This year I’ve had the honour to chair the Trustee Board of CILIP in Scotland. It’s been a challenging year for public library services in Scotland, and a year in which the challenges have been set out along with the opportunities to overcome them in the national strategy documentAmbition and Opportunity launched at this year’s CILIP in Scotland conference. For those who’ve not read it, I would urge that you do. For those who have when it was launched in June, it’s worth returning to as a source of hope and inspiration for the future.

The national strategy celebrates the proud history and traditions of Scottish public library services and outlines the ambition of its leaders as they face current challenges, initiate, support and foster innovation, facilitate and unlock the imagination of those in the sector. Challenging times require bravery, strong leadership, imagination and innovation and here in Scotland we’ve much cause to be thankful that despite imposed austerity measures, public library services are being led by dedicated people preserving and developing services key to the Scottish Government’s strategic priorities and economic strategy, and thankful as well that the advocacy of these services has been by and large effective as local authorities are forced to make difficult decisions about their priorities.

As noted in the national strategy, “…while much of the UK debate focuses on the reduction in the number of libraries it is important to note that since 2009/10 there has been only a small decrease in the number of libraries in Scotland”.

The leaders of public library services in Scotland are responsible for a great deal of what makes us, in Scotland, who we are, and who it’s our ambition to be.

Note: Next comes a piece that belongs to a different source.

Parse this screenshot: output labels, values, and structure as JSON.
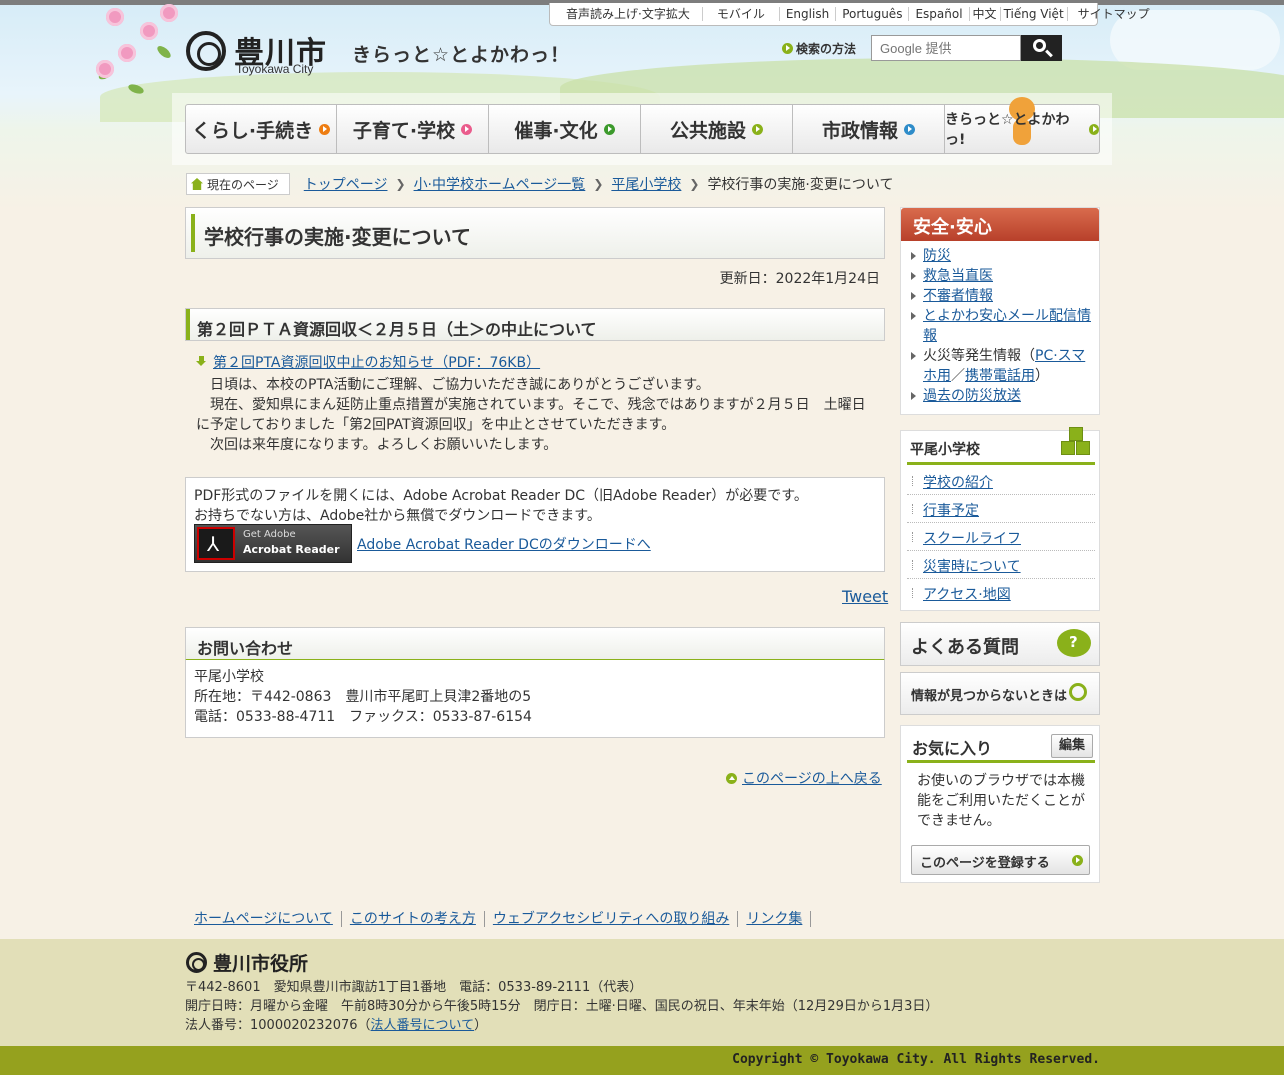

More than anything, it’s the innovation of public library services, supported by its managers and leaders, which not just protects our traditional contribution but develops it.

The innovation in Scottish public libraries builds on original core services providing access to information, knowledge and reading for leisure, these days also supporting social activities, inclusion, community and belonging for people. It’s our national ambition to see a Fairer Scotland, and it’s in public libraries that this often begins, for many, as the public library serves communities, combating isolation and loneliness, equalising opportunity to be informed, diminishing the digital divide between those able to afford connectivity and those not, and those who know how to take advantage of Internet-based information and those who don’t.

As the First Minister put it when launching pilots to support automatic membership of public libraries for every child in Scotland, “Libraries can empower communities – often in our most deprived areas where we know that young people can have lower levels of literacy and numeracy. Access to books and learning materials will help us to make sure that every child has the opportunity to get excited about reading. Our libraries are often the hub of a local community – providing vital access to information and resources that people would otherwise not have”.

While it’s impossible to know what of the hype will become true, the future of how we produce could be transformed by distributed manufacturing using 3D printing technology. Where do we go to get an early experience and see what it looks like?  Try Dundee library, the first in the UK to install and make available to people the printer and some early designs.

What could be the impact of seeing public libraries become social spaces for creativity and ideas, encouraging young people to engage with technology and science, supported to access the knowledge they need as they need it?  Try the Mitchell Library Maker Space in Glasgow or one of the pop-up and mobile Maker Spaces provided by Aberdeen and Stirling libraries

Want to try an app that teaches safe and informed use of digital technologies for children?  Try ‘Appiness’ from North Ayrshire Libraries, winner of the CILIP Libraries Change Lives Award innovation in community engagement.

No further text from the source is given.